Question: The numbers $B$ and $C$ are chosen at random between $-1$ and $1$, independently of each other. What is the probability that the quadratic equation $$x^2 + Bx + C = 0$$ has real roots? Also, derive a general expression for this probability when B and C are chosen at random from the interval $(-q, q)$ for and $q>0$.

My approach: since we're trying to find the probability of real roots. We should first realize when it has imaginary roots. So, $$B^2 - 4aC < 0$$ $$a = 1$$ $$B^2 < 4C$$ I'm not sure where to go from here. How do I now find the probability of $B$ being greater than $4C$?

## marked as duplicate by grand_chat, Lord Shark the Unknown, user91500, Adrian Keister, MicahSep 1 '18 at 16:08

This question has been asked before and already has an answer. If those answers do not fully address your question, please ask a new question.

• Look at the square in the $(B,C)$ plane with vertices $(\pm1,\pm1)$, and work out the area of the pieces the curve $B^2=4C$ divides it into. – Lord Shark the Unknown Aug 31 '18 at 15:40
• By calculating the area defined by this inequality on the $(B,C)$-plane. – MigMit Aug 31 '18 at 15:40
• @user170231 In that problem all three coefficients become uniform, so after we divide out the leading coefficient those that remain have ratio distributions very different from the ones used in this problem. – J.G. Aug 31 '18 at 17:30

## 1 Answer

I assume you mean that $$B,\,C\sim U(-1,\,1)$$. We'll get the answer as a function of a fixed value for $$C$$, then average it out.
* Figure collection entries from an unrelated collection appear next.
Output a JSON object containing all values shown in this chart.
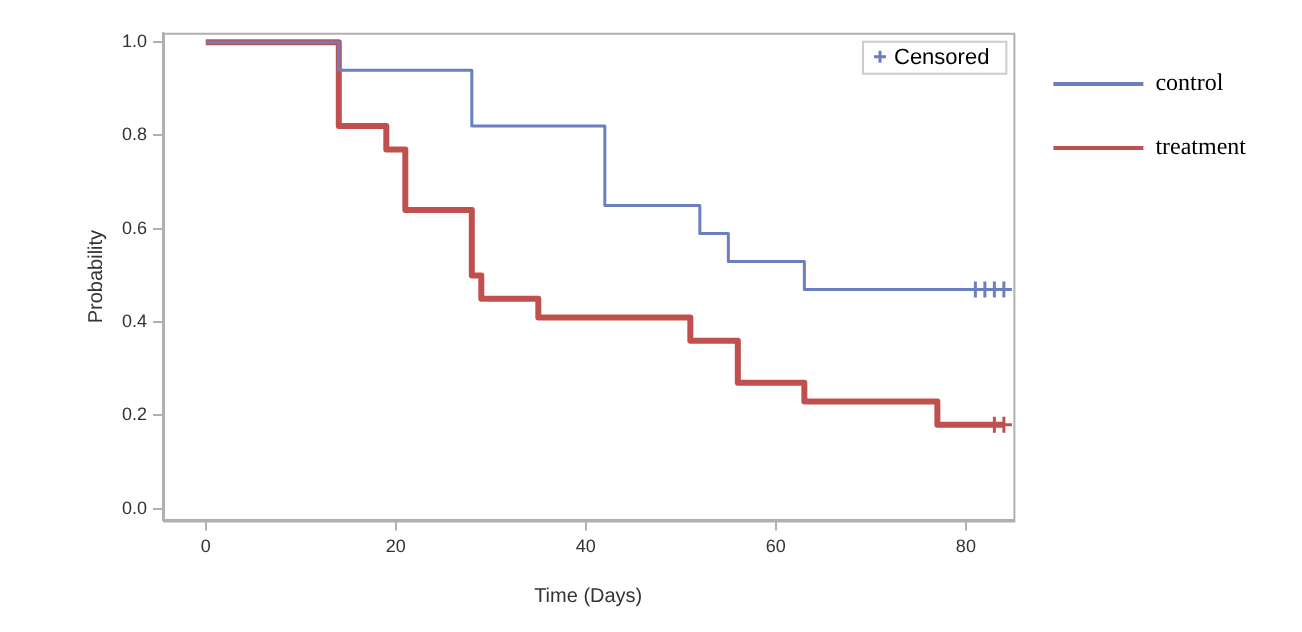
{
  "chart_data": {
    "type": "step",
    "xlabel": "Time (Days)",
    "ylabel": "Probability",
    "xlim": [
      -4.5,
      85
    ],
    "xticks": [
      0,
      20,
      40,
      60,
      80
    ],
    "ylim": [
      -0.025,
      1.02
    ],
    "yticks": [
      {
        "value": 0,
        "label": "0.0"
      },
      {
        "value": 0.2,
        "label": "0.2"
      },
      {
        "value": 0.4,
        "label": "0.4"
      },
      {
        "value": 0.6,
        "label": "0.6"
      },
      {
        "value": 0.8,
        "label": "0.8"
      },
      {
        "value": 1,
        "label": "1.0"
      }
    ],
    "legend": "right",
    "marker": "none",
    "series": [
      {
        "name": "control",
        "color": "#6a7fc0",
        "x": [
          0,
          14,
          28,
          42,
          52,
          55,
          63,
          84
        ],
        "values": [
          1,
          0.94,
          0.82,
          0.65,
          0.59,
          0.53,
          0.47,
          0.47
        ]
      },
      {
        "name": "treatment",
        "color": "#c0504d",
        "x": [
          0,
          14,
          19,
          21,
          28,
          29,
          35,
          51,
          56,
          63,
          77,
          84
        ],
        "values": [
          1,
          0.82,
          0.77,
          0.64,
          0.5,
          0.45,
          0.41,
          0.36,
          0.27,
          0.23,
          0.18,
          0.18
        ]
      },
      {
        "name": "Censored",
        "type": "scatter",
        "marker": "cross",
        "x": [
          81,
          82,
          83,
          84,
          83,
          84
        ],
        "values": [
          0.47,
          0.47,
          0.47,
          0.47,
          0.18,
          0.18
        ],
        "colors": [
          "#6a7fc0",
          "#6a7fc0",
          "#6a7fc0",
          "#6a7fc0",
          "#c0504d",
          "#c0504d"
        ]
      }
    ]
  }
}
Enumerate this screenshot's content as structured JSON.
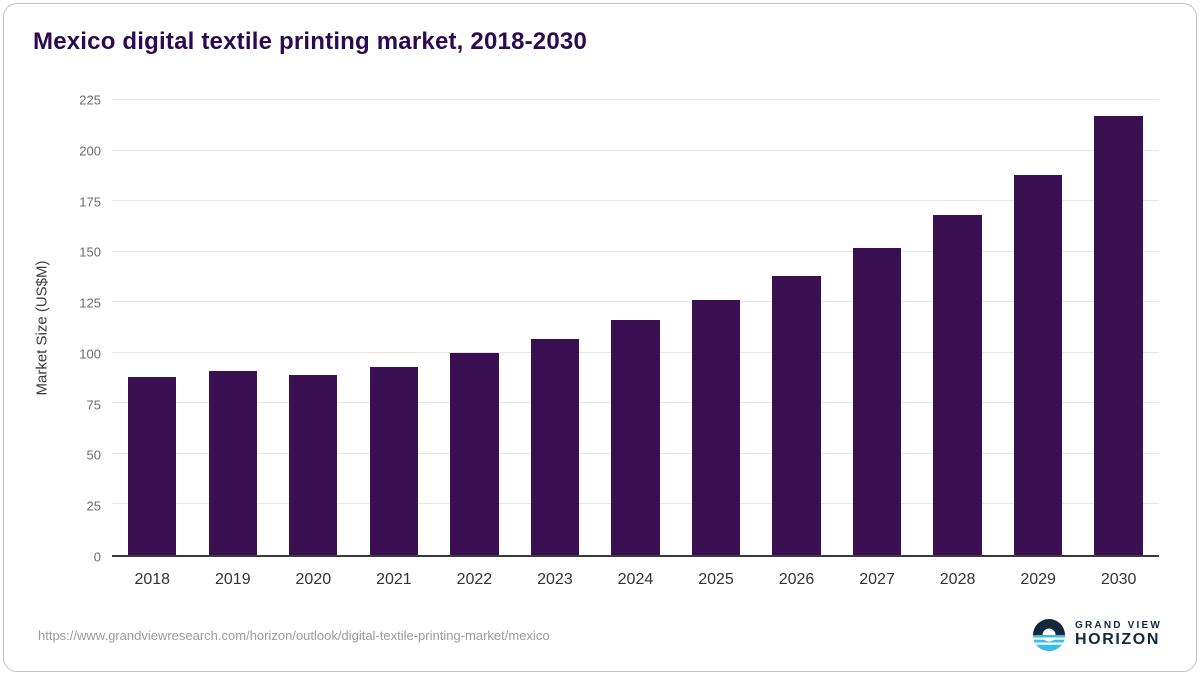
{
  "title": "Mexico digital textile printing market, 2018-2030",
  "footer": {
    "source_url": "https://www.grandviewresearch.com/horizon/outlook/digital-textile-printing-market/mexico",
    "logo_top": "GRAND VIEW",
    "logo_bottom": "HORIZON"
  },
  "colors": {
    "bar": "#3b1053",
    "title": "#2d0a50",
    "grid": "#e7e7e7",
    "axis": "#3a3a3a",
    "y_tick_label": "#6b6b6b",
    "x_tick_label": "#333333",
    "url_text": "#9b9b9b",
    "logo_navy": "#12283c",
    "logo_blue": "#3bbde9"
  },
  "chart_data": {
    "type": "bar",
    "title": "Mexico digital textile printing market, 2018-2030",
    "categories": [
      "2018",
      "2019",
      "2020",
      "2021",
      "2022",
      "2023",
      "2024",
      "2025",
      "2026",
      "2027",
      "2028",
      "2029",
      "2030"
    ],
    "values": [
      88,
      91,
      89,
      93,
      100,
      107,
      116,
      126,
      138,
      152,
      168,
      188,
      217
    ],
    "xlabel": "",
    "ylabel": "Market Size (US$M)",
    "ylim": [
      0,
      225
    ],
    "yticks": [
      0,
      25,
      50,
      75,
      100,
      125,
      150,
      175,
      200,
      225
    ],
    "grid": "horizontal",
    "legend": "none"
  }
}
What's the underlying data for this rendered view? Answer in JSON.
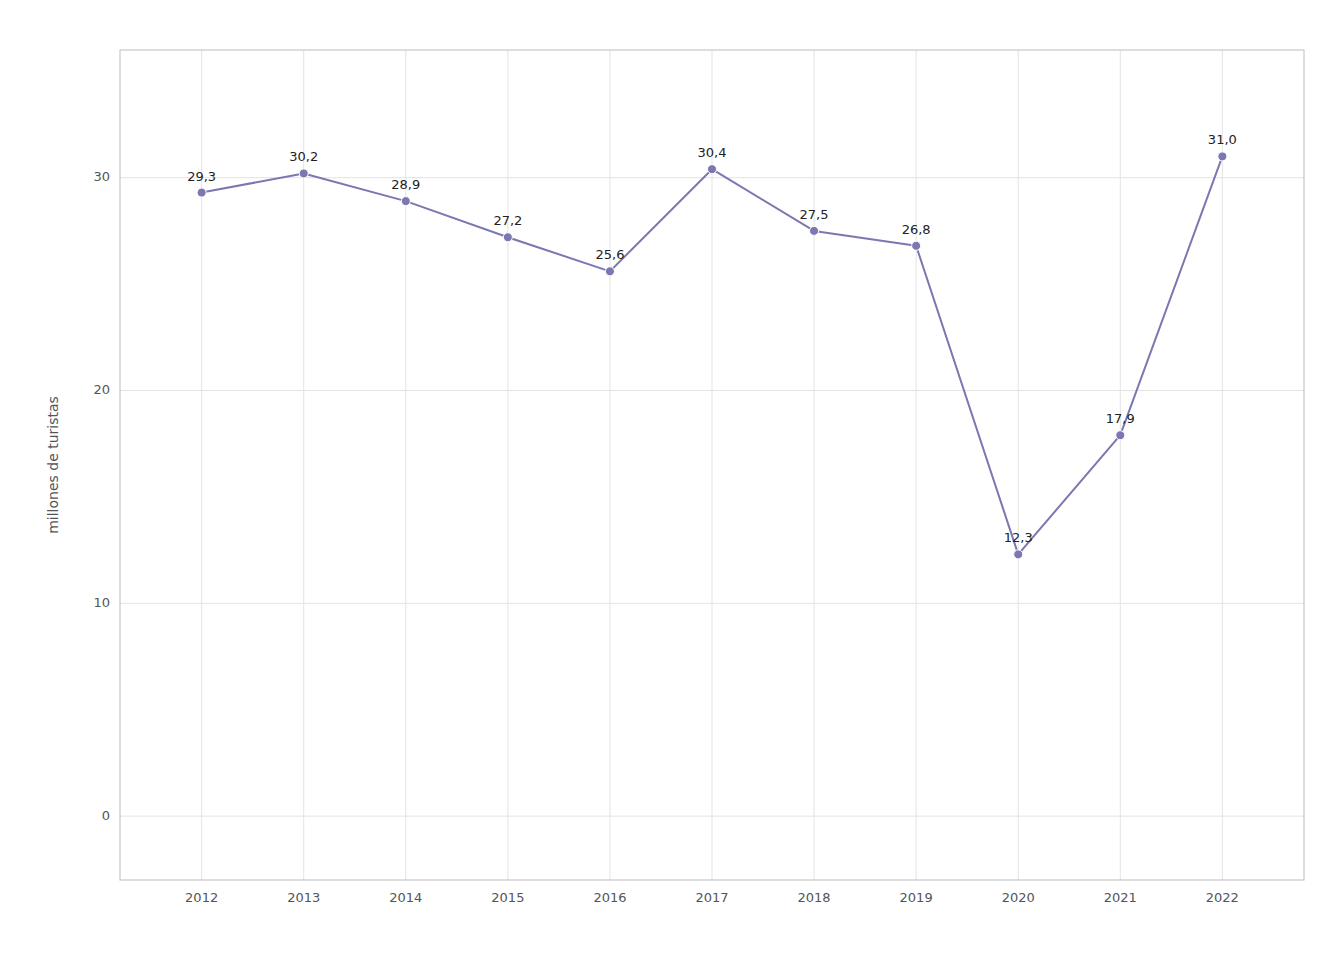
{
  "chart_data": {
    "type": "line",
    "y_label": "millones de turistas",
    "x": [
      2012,
      2013,
      2014,
      2015,
      2016,
      2017,
      2018,
      2019,
      2020,
      2021,
      2022
    ],
    "values": [
      29.3,
      30.2,
      28.9,
      27.2,
      25.6,
      30.4,
      27.5,
      26.8,
      12.3,
      17.9,
      31.0
    ],
    "value_labels": [
      "29,3",
      "30,2",
      "28,9",
      "27,2",
      "25,6",
      "30,4",
      "27,5",
      "26,8",
      "12,3",
      "17,9",
      "31,0"
    ],
    "data_labels": true,
    "color": "#7b77b0",
    "marker": "circle",
    "xlim": [
      2011.2,
      2022.8
    ],
    "xticks": [
      2012,
      2013,
      2014,
      2015,
      2016,
      2017,
      2018,
      2019,
      2020,
      2021,
      2022
    ],
    "ylim": [
      -3,
      36
    ],
    "yticks": [
      0,
      10,
      20,
      30
    ],
    "grid": true
  }
}
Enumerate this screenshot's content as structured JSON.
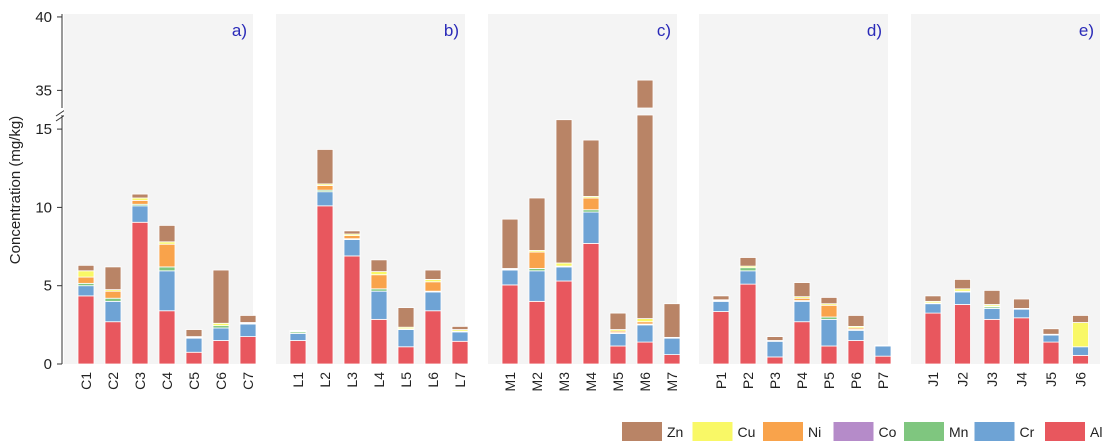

For $$C<0$$ (which has probability $$1/2$$), the result is $$0$$; for $$C> 1/4$$ (which has probability $$3/8$$), the result is $$1$$; for $$0\le C\le\frac{1}{4}$$ (which has probability $$\frac{1}{8}$$), the condition $$-2\sqrt{C}\le B\le 2\sqrt{C}$$ has probability $$4\sqrt{C}$$. So the final result is $$\frac{3}{8}+\frac{1}{8}\int_0^{1/4} 4\sqrt{C}dC=\frac{3}{8}+\frac{1}{3}\bigg(\frac{1}{4}\bigg)^{3/2}=\frac{5}{12}.$$

Edit: the above is the probability of non-real complex roots; the probability of real roots is $$1-\frac{5}{12}=\frac{7}{12}$$.